A study conducted by the Netherlands Institute of Neuroscience (NIN) and the Leiden University Medical Center (LUMC) has shown that gene therapy following nerve damage leads to faster recovery, gene therapy and stimulated nerve cell survival and regeneration of nerve fibers over a long distance.
The results published in Brain magazine are an important step in the development of a new treatment for people with nerve damage.
The study says that nerves in the neck can be torn from the spinal cord during birth or after a traffic accident. As a result, these patients lose their arm function and are unable to perform daily activities such as drinking a cup of coffee.
Currently, surgical repair is the only available treatment for patients suffering from such nerve damage.
"After surgery, nerve fibers need to bridge many centimeters before they reach the muscles and nerve cells from which new fibers need to regenerate, most regenerating nerve fibers do not reach the muscles, and the restoration of arm function is disappointing and disappointingly incomplete", explains the researcher Ruben Eggers from the NIN.
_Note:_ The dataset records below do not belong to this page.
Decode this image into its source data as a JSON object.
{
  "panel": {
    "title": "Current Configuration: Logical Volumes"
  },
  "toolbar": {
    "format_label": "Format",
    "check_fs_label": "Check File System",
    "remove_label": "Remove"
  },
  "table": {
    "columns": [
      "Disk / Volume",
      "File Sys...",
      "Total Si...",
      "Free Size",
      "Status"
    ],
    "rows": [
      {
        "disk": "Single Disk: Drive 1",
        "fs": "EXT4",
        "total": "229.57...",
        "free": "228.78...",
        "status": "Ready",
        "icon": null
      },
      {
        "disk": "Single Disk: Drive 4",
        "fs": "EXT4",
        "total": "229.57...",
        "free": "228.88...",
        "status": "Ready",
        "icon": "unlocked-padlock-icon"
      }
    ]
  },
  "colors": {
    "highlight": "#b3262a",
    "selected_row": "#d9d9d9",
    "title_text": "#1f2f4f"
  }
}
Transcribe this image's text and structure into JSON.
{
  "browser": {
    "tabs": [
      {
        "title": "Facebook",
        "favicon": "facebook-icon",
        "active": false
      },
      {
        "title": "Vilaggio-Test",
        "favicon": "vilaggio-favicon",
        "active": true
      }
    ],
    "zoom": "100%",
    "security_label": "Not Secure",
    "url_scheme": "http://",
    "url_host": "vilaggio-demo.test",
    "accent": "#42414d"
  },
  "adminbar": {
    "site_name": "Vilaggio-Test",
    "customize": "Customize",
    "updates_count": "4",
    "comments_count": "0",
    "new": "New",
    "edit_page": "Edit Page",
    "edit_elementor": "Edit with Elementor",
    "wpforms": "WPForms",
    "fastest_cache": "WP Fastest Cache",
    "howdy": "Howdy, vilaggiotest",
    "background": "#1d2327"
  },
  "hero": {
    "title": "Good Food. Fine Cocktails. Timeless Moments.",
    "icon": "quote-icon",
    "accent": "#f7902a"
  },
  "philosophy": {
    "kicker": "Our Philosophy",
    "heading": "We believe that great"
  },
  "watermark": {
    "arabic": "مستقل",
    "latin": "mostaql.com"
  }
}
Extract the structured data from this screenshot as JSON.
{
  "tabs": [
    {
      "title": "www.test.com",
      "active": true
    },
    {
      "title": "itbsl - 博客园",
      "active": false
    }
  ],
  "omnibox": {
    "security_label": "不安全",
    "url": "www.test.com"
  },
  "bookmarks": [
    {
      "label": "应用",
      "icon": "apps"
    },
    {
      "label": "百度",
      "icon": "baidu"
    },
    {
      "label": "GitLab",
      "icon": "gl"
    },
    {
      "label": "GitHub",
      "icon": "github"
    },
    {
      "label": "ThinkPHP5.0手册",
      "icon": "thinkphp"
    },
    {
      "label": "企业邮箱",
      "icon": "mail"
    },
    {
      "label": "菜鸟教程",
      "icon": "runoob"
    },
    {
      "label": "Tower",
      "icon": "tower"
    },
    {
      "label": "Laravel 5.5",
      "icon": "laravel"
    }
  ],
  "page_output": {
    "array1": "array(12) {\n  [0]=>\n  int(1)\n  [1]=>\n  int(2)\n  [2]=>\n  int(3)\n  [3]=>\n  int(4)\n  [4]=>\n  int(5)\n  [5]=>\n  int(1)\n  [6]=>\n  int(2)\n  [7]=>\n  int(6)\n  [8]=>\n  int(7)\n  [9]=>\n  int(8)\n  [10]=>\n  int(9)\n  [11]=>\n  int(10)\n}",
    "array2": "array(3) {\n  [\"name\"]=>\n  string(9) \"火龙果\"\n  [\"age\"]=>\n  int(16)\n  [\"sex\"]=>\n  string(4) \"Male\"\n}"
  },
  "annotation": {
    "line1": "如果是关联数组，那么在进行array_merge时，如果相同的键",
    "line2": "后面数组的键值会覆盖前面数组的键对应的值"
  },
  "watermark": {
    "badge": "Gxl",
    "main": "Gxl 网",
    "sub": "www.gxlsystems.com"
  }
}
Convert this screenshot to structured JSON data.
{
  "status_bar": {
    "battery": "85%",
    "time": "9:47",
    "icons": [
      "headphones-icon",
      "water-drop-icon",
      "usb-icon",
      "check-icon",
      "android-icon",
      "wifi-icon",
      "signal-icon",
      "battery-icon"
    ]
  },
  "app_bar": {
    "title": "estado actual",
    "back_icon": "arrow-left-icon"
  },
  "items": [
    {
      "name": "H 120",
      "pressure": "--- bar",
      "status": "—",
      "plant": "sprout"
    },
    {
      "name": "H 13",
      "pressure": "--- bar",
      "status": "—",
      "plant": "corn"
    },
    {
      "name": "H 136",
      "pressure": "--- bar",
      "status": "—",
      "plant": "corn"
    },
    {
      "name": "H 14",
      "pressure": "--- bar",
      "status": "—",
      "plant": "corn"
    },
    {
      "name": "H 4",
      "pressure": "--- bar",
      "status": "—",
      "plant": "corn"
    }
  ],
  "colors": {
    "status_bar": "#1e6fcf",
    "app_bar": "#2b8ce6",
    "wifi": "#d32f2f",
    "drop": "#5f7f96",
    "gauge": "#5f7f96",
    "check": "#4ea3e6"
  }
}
By combining neurosurgical repair with gene therapy in rats, many of the dying nerve cells can be rescued and nerve fiber growth towards the muscle stimulated.
In this study, researchers used regulatable gene therapy with a growth factor that could be turned on and off by using a widely used antibiotic. "Since we were able to switch off gene therapy when the growth factor was no longer needed, the regeneration of new nerve fibers in the direction of the muscles was significantly improved," says Ruben Eggers.
To overcome the problem of detecting the immune system and removing the gene switch, the researchers developed a hidden version, a so-called "stealth switch". Professor Joost Verhaagen (NIN) explains: "The stealth gene change is an important step in the development of gene therapy for nerve damage, and the use of a stealth switch enhances gene therapy, making it even safer."
Gene therapy is not yet operational in patients. While the ability to turn off a therapeutic gene represents a major advance, researchers still found small amounts of the active gene when the switch was off. To optimize this therapy further research is needed.